MUTUAL FUNDS

Given our belief that interest rates are going to soften hereon, we have extended duration in our short term products <
28-Nov-14   18:09 Hrs IST

Mr. Killol Pandya

In an interview with Capital Market, Killol Pandya, Senior Fund Manager- Debt of LIC Nomura Mutual Fund said, Investors having a medium to long-term investment horizon it is appropriate to go in for duration products such as MIPs, Ultra short term and short term funds, dynamic bond funds and PSU bond funds.

Excerpts:

1. What are your views on fixed income market? How have the yields moved and which direction you see them moving in near to mid-term and why?

We appear to be at the beginning of an interest softening cycle. It is widely held that interest rates shall see a downswing and its only the timing of the rate cuts that is moot and being discussed. As a function of this, we advise retail investors to stay invested in debt funds and keep a smaller portion of their monies at the shorter end of the curve (Liquid and ultra short term funds) and venture out confidently towards products which are longer on the yield curve with the balance monies albeit in a calibrated manner.

2. What is your strategy for short term funds?

Short term products are designed for those investors who have a moderate risk appetite - who are interested in taking advantage of yield movements but also interested in keeping their risk within limits. Given our belief that interest rates are going to soften hereon, we have extended duration in our short term products. However, due care has been taken to make sure that the value at risk doesn't exceed what is acceptable to investors.

3. What reforms you expect for curtailing fiscal deficit and why?

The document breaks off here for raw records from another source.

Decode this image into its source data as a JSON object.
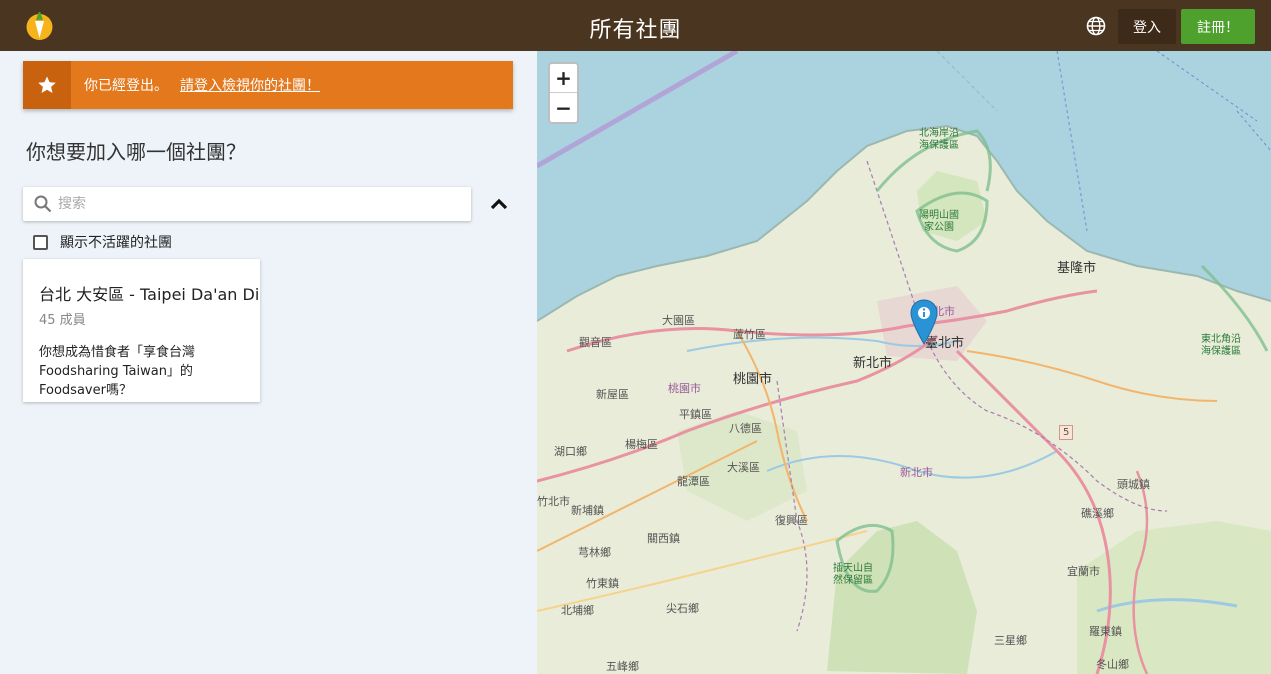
{
  "header": {
    "title": "所有社團",
    "login_label": "登入",
    "signup_label": "註冊！"
  },
  "notice": {
    "text": "你已經登出。",
    "link": "請登入檢視你的社團！"
  },
  "sidebar": {
    "question": "你想要加入哪一個社團？",
    "search_placeholder": "搜索",
    "show_inactive_label": "顯示不活躍的社團"
  },
  "groups": [
    {
      "name": "台北 大安區 - Taipei Da'an District",
      "members": "45 成員",
      "description": "你想成為惜食者「享食台灣 Foodsharing Taiwan」的 Foodsaver嗎？"
    }
  ],
  "map": {
    "zoom_in": "+",
    "zoom_out": "−",
    "labels": {
      "bei_hai": "北海岸沿\n海保護區",
      "yangming": "陽明山國\n家公園",
      "keelung": "基隆市",
      "taipei": "臺北市",
      "taipei_small": "北市",
      "newtaipei": "新北市",
      "newtaipei2": "新北市",
      "dayuan": "大園區",
      "luzhu": "蘆竹區",
      "guanyin": "觀音區",
      "taoyuan": "桃園市",
      "taoyuan_small": "桃園市",
      "xinwu": "新屋區",
      "pingzhen": "平鎮區",
      "bade": "八德區",
      "yangmei": "楊梅區",
      "hukou": "湖口鄉",
      "longtan": "龍潭區",
      "daxi": "大溪區",
      "hsinchu_city": "竹北市",
      "xinpu": "新埔鎮",
      "fuxing": "復興區",
      "guanxi": "關西鎮",
      "qionglin": "芎林鄉",
      "zhudong": "竹東鎮",
      "jianshi": "尖石鄉",
      "beipu": "北埔鄉",
      "wufeng": "五峰鄉",
      "dongbei": "東北角沿\n海保護區",
      "toucheng": "頭城鎮",
      "jiaoxi": "礁溪鄉",
      "yilan": "宜蘭市",
      "luodong": "羅東鎮",
      "sanxing": "三星鄉",
      "dongshan": "冬山鄉",
      "chatian": "插天山自\n然保留區",
      "route5": "5"
    }
  },
  "colors": {
    "header_bg": "#4a3520",
    "notice_bg": "#e4781d",
    "signup_bg": "#4fa12e",
    "marker": "#2a93d5"
  }
}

While it is a simple enough statement to make or plot as an equation, bridging the fiscal gap is easier said than done. From the perspective of the economy, the fiscal deficit (along with the Current Account Deficit) can cause severe constraints and hamper fiscal as well as monetary policy actions. However, the government too has to balance the pressures on inflation and currency with the need for economic growth, while also following its agenda of financial inclusion and development. We should also not forget that a large economy such as ours usual hosts complex situations that often lead to delays.

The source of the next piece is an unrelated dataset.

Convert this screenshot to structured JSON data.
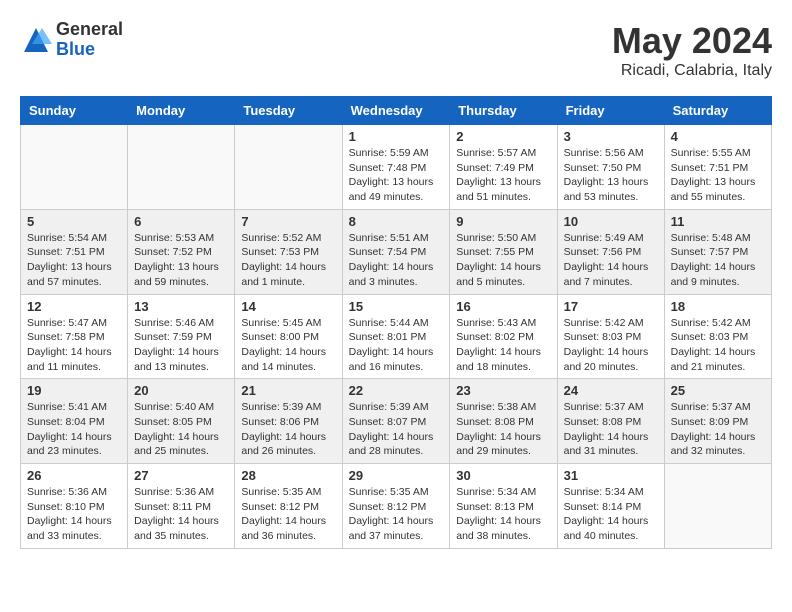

Having said that, some of the broad measures which are being considered include rationalising government expenditure and curbing non-productive demand. On the other hand, government income too may be boosted by pushing through revenue generating proposals such as those related with FDI and divestment. Crude oil prices cooling down and a stable currency had added to the fact that as of today our fiscal deficit appears to be within the limits of the accepted trajectory set by the government.

4. Kindly share your views on recently falling inflation? Is there possibility of inflation rising? Why?

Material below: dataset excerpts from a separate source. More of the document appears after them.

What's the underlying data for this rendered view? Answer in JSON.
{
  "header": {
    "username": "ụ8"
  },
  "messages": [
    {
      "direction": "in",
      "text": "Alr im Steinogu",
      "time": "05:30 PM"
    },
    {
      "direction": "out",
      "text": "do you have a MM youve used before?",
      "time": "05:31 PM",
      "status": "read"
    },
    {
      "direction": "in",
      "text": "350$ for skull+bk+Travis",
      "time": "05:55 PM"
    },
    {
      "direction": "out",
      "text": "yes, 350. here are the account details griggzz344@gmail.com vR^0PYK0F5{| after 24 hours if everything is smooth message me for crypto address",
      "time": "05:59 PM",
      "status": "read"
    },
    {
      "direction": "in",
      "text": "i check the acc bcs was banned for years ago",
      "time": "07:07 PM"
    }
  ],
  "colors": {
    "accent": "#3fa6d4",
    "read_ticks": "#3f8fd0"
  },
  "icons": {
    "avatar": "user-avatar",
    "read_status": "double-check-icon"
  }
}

The CPI and WPI both have seen significant cooling off in the recent times. While the WPI drop may be attributed to a sharp fall in crude prices, the CPI cooling has its roots in the relatively benign food inflation scenario.

As of now, it appears that the inflation trajectory is set to meet RBIs target of 8% (CPI) by January 2015. However, sustainability of this trend remains to be seen. Food inflation is heavily dependent on Monsoons and crude oil prices are quite sensitive to global geo-political situations. Both these factors are outside the direct control of our authorities and these factors are causes of worry to debt market players

5. What's your investment strategy?

The approach to debt investments is primarily guided by interest rates and their movements. Since credit risk is of primary concern, we follow a bottom-up approach for stock selection. While following a bottom-up approach to investments in debt papers, due care is taken to reduce liquidity risk and risk spreads are also evaluated to generate aplha. Further, as the debt instruments are not standardised, due care and analysis is done to understand the structure of the instruments and the risk-return potential before making an investment decision

6. When do you expect the RBI to reverse the policy stance and why?

With regards to rate cuts, RBI has been hinting at avoiding a rate cut in the upcoming policy. However, given the current inflation trends and other macro economic factors, it may well be that RBI begins curtting rates in its February interaction. As of now, we may consider RBI softening rates by 50 to 75 bps in 2015

7. If the interest rates fall from here what will be your strategy for long term debt funds? and what is your advice to the investors?

As mentioned, earlier, we hold that we are at the peak of the interest cycle and that rate cuts may occur sooner rather than later. Given our long-term economic growth estimates and our long-term inflation trajectory, our medium to long-term view has an undertone of bullishness. In such market conditions, I think that for investors having a medium to long-term investment horizon of say more than six months, it is appropriate to go in for duration products such as MIPs, Ultra short term and short term funds, dynamic bond funds and PSU bond funds.